Davacının bu esaslarda takibe konu faturadaki malları borçluya teslim ettiğini davalıdan sadır irsaliye ve teslim fişi ile vb. somut yazılı belgelerle veya tarafların ticari defter ve kayıtlarına gibi kesin deliller ile ispat yükünü yerine getirmesi gerektiği anlaşılmıştır.
Bu eksende uyuşmazlık konusu faturadaki malların davalıya verildiğini davacı iddia eylediğinden bu iddiaya karşı davalı tarafından fatura ve akdi ilişki inkar edildiğinden tarafların ticari defter ve kayıtları ile uzantılarının kesin delil teşkil edeceği gözetilerek taraf ticari defter ve kayıtlarının incelenmesi cihetine gidilmiş ancak davalı şirkete inceleme günü tebliğ edilmiş ise de davalı tarafından ticari defter ve kayıtların ibraz edilmediği anlaşılmıştır.
Davalı tarafından ticari defter ve kayıtların ibraz edilmemesi davalının ticari defter ve kayıtlarının uzantısı niteliğindeki Ba formlarının kesin delil teşkil edeceğinden ve mahkememizce resen HMK 222 gereğince celbi mümkün olduğundan davalının ticari defter ve kayıtlarının uzantısı niteliğindeki ———— ayına ait Ba formlarının celbi cihetine gidilmiştir.
İbraz edilen bilirkişi raporu ile; davacının ticari defterlerinde kayıtlı bulunan faturanın davalı tarafından ———– ayında bağlı bulunduğu vergi dairesine bilanço alımı olarak bildirildiği anlaşılmış bu şekilde davacının uyuşmazlık konusu faturadaki malları davalıya teslim eylediği davacı tarafından ispat eylendiğinden davacının fatura bedeline yönelen alacak isteminin yerinde bulunduğu anlaşılmıştır.

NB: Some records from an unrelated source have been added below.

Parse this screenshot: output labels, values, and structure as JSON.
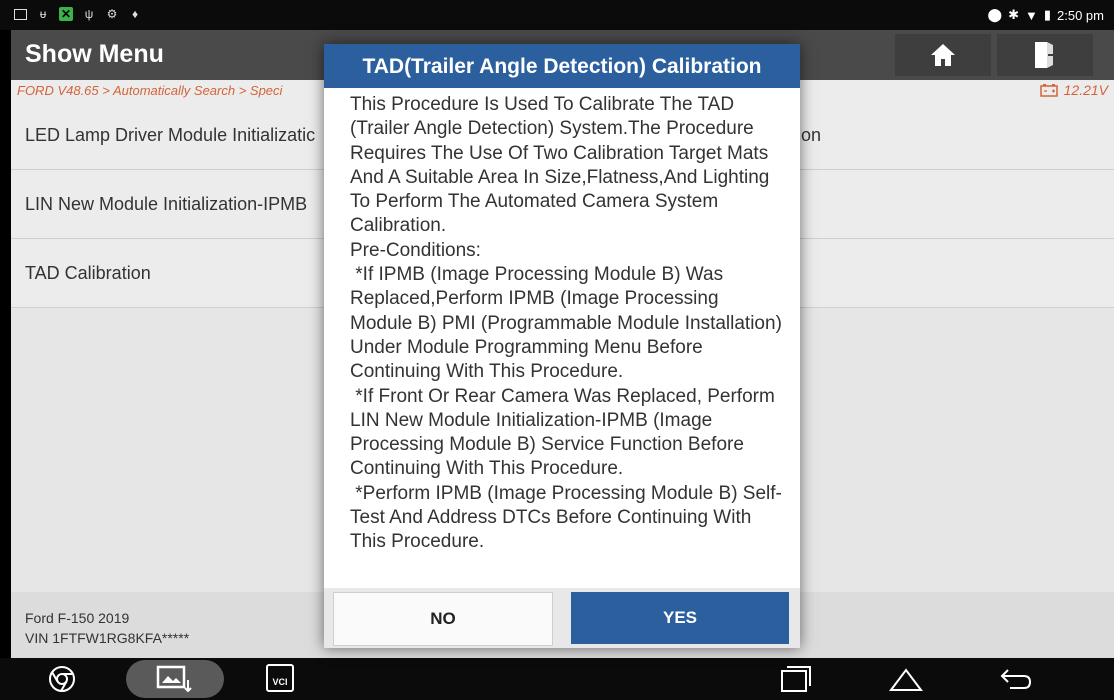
{
  "statusbar": {
    "time": "2:50 pm"
  },
  "header": {
    "title": "Show Menu",
    "home_icon": "home-icon",
    "exit_icon": "exit-icon"
  },
  "breadcrumb": {
    "path": "FORD V48.65 > Automatically Search > Speci",
    "voltage": "12.21V"
  },
  "menu": {
    "items": [
      {
        "label": "LED Lamp Driver Module Initializatic",
        "right": "ion"
      },
      {
        "label": "LIN New Module Initialization-IPMB",
        "right": ""
      },
      {
        "label": "TAD Calibration",
        "right": ""
      }
    ]
  },
  "footer": {
    "vehicle": "Ford F-150 2019",
    "vin": "VIN 1FTFW1RG8KFA*****"
  },
  "dialog": {
    "title": "TAD(Trailer Angle Detection) Calibration",
    "body": "This Procedure Is Used To Calibrate The TAD (Trailer Angle Detection) System.The Procedure Requires The Use Of Two Calibration Target Mats And A Suitable Area In Size,Flatness,And Lighting To Perform The Automated Camera System Calibration.\nPre-Conditions:\n *If IPMB (Image Processing Module B) Was Replaced,Perform IPMB (Image Processing Module B) PMI (Programmable Module Installation) Under Module Programming Menu Before Continuing With This Procedure.\n *If Front Or Rear Camera Was Replaced, Perform LIN New Module Initialization-IPMB (Image Processing Module B) Service Function Before Continuing With This Procedure.\n *Perform IPMB (Image Processing Module B) Self-Test And Address DTCs Before Continuing With This Procedure.",
    "no_label": "NO",
    "yes_label": "YES"
  },
  "navbar": {
    "vci_label": "VCI"
  }
}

Diğer taraftan davacı tarafından girişilen icra takibinde ayrıca takip öncesi işlemiş faiz alacağı da dava konusu yapılmış ve fatura da davacı tarafından faturanın ödeme tarihinin açık bir şekilde belirtildiği söz konusu fatura içeriğinin davalı tarafından benimsenmesi göre davalı tarafın ödeme tarihinde fatura bedelini ödememekle direnim şartının gerçekleştiği anlaşılmış olduğundan davacının takip öncesi faize yönelen davasının dinlenilebilir olduğu anlaşılarak itirazın bu yön itibari ile haksız bulunduğu anlaşıldığından iptaline karar verilmiştir.
Nihai olarak takibe konu alacak; faturadan kaynaklandığından, davacının lehe davalının aleyhe delil teşkil eden ticari defter ve kayıtlarının uzantısı ile davacının davalıdan olan alacağının davalı tarafından önceden belirlenebilir ve likit bulunma özelliğini taşıdığından icra inkâr tazminatı şartlarının oluştuğu anlaşılmakla asıl alacağın %20 si nispetinde icra inkar tazminatının davalıdan tahsili ile davacıya ödenmesine karar verilerek aşağıdaki şekilde hüküm ittıhaz olunmuştur.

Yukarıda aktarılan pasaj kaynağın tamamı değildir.